Elderly lady sat with throw over her shoulders
By Inhealthcare
Brochures 15 June 2022

The pandemic turbocharged the take-up of digital health and the use of remote monitoring of patients in their own homes instead of hospital. Digital services were no longer a ‘nice to have’ for some parts of the health service but essential for providing care in a time of social distancing. 

Pre-pandemic, the majority of remote monitoring was for long term conditions. However, the introduction of the Covid Oximetry@Home (CO@H) service which allowed COVID-19 patients to be looked after safely at home and only be admitted to hospital when necessary, changed this.

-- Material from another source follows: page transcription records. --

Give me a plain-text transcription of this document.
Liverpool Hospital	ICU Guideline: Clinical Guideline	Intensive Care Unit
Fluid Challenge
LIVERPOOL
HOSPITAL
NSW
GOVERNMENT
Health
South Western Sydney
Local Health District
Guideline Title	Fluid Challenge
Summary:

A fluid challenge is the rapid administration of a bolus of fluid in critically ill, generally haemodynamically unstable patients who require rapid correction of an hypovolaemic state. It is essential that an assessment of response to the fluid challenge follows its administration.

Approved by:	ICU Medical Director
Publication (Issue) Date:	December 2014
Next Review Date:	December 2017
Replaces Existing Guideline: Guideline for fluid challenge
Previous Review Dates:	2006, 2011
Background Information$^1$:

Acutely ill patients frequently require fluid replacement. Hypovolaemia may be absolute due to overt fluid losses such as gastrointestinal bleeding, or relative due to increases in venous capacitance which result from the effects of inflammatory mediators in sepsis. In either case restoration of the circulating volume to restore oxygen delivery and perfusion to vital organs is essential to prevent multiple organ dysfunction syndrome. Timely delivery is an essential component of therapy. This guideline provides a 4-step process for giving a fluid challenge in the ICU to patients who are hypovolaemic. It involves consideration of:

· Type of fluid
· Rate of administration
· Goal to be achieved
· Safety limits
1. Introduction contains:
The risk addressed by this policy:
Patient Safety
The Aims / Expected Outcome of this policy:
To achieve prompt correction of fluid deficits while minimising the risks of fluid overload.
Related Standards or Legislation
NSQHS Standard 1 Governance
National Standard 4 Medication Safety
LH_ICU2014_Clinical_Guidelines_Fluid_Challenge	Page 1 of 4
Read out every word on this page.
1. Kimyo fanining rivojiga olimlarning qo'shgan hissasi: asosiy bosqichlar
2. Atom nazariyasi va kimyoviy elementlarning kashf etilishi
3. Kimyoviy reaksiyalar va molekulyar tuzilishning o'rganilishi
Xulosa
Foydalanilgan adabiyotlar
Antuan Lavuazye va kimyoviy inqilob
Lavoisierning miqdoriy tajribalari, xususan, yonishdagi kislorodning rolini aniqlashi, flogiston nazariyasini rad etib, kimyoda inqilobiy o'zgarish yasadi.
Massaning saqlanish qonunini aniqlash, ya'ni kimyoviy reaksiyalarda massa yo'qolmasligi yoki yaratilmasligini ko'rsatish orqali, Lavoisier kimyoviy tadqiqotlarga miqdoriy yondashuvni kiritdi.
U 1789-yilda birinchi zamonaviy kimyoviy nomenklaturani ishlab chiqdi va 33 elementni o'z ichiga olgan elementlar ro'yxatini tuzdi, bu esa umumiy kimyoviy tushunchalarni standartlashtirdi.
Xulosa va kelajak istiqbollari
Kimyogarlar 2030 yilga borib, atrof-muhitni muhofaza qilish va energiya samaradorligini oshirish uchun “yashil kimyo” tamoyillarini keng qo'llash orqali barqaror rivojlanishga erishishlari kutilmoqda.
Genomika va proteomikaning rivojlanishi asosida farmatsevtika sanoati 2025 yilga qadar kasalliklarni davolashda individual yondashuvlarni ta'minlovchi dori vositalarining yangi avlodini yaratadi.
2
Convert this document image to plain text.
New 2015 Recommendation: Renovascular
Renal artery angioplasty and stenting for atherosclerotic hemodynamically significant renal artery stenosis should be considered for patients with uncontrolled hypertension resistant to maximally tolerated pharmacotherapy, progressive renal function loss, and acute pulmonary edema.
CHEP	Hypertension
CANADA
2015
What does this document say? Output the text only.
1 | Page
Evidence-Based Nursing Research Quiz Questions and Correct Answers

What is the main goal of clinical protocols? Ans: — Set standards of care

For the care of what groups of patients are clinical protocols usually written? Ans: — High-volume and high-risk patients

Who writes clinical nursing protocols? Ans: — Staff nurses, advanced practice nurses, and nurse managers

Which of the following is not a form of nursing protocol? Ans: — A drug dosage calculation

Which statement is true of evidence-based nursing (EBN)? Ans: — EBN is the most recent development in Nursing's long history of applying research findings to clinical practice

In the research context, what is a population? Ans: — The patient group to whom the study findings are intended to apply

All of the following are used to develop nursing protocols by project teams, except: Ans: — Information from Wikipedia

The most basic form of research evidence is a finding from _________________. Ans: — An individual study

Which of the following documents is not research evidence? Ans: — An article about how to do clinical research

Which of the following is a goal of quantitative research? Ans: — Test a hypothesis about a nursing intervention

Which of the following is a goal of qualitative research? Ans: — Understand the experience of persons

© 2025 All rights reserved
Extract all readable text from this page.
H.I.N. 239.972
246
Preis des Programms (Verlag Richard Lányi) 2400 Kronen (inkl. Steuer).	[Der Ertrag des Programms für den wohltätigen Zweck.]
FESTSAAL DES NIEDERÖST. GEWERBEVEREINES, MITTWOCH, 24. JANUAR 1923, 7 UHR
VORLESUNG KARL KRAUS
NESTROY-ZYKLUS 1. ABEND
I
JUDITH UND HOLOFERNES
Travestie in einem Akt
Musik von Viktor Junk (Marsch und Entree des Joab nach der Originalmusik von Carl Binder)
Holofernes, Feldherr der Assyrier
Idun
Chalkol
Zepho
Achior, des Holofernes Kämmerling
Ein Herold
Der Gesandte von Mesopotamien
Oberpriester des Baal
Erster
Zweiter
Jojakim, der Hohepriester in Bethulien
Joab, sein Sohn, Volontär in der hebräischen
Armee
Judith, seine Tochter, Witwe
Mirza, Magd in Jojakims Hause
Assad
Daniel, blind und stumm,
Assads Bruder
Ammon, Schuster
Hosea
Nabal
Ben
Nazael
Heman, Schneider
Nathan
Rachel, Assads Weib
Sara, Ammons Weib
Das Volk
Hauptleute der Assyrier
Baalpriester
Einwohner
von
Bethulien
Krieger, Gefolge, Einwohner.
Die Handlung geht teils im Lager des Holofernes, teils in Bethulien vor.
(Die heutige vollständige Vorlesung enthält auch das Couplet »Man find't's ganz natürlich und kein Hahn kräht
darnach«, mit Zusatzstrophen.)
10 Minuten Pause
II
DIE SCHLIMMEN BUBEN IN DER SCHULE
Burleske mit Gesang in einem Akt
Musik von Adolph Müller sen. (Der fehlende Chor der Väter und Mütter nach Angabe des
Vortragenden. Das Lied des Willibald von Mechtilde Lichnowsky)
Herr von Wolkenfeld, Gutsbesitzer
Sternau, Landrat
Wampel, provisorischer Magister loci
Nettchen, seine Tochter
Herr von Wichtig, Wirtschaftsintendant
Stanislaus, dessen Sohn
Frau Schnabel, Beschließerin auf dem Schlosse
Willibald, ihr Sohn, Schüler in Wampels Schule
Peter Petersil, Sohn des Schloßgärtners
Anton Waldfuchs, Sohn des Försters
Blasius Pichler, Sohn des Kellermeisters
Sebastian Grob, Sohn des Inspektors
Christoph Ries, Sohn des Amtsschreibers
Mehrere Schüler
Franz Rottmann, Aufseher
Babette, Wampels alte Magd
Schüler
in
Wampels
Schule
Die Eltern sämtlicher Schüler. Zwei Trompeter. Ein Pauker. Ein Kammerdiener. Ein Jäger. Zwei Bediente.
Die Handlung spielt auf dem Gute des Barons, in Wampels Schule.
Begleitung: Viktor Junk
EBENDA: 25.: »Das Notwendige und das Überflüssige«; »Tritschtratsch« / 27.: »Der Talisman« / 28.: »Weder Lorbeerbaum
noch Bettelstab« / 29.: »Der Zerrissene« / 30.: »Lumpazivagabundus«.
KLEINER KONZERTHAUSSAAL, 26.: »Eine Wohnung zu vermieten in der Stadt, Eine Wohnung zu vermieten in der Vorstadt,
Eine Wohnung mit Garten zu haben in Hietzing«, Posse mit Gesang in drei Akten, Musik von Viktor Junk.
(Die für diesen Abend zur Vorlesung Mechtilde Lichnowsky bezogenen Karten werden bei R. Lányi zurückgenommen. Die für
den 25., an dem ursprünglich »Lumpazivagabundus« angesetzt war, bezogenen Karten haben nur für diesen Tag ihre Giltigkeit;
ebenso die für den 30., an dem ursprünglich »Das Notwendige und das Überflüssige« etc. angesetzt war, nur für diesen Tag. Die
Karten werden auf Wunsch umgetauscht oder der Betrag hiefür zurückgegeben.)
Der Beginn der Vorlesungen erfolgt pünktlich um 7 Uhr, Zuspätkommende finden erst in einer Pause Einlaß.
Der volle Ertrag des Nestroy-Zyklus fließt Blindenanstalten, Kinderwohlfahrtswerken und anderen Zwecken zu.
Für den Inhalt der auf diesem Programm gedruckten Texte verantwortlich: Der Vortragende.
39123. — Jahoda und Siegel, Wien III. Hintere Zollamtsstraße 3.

Although CO@H was a direct response to hospitals becoming quickly overrun by COVID-19 patients, over subsequent months, NHS organisations began to support people at home with other health conditions. Increasingly, virtual care is being expanded and used to monitor patients with short term conditions, including hypertension and respiratory illnesses. 

“Virtual wards” are also being developed to deliver care for patients at home who would otherwise have to be treated in hospital, by enabling earlier supported discharge and providing alternatives to admission. 

By December 2023, NHSE expects ICSs to have completed the development of virtual wards towards a national ambition of 40-50 virtual beds per 100,000 population – equivalent to 24,000 virtual ward beds. At a minimum, each system is expected to implement virtual wards for two pathways: acute respiratory infection and frailty.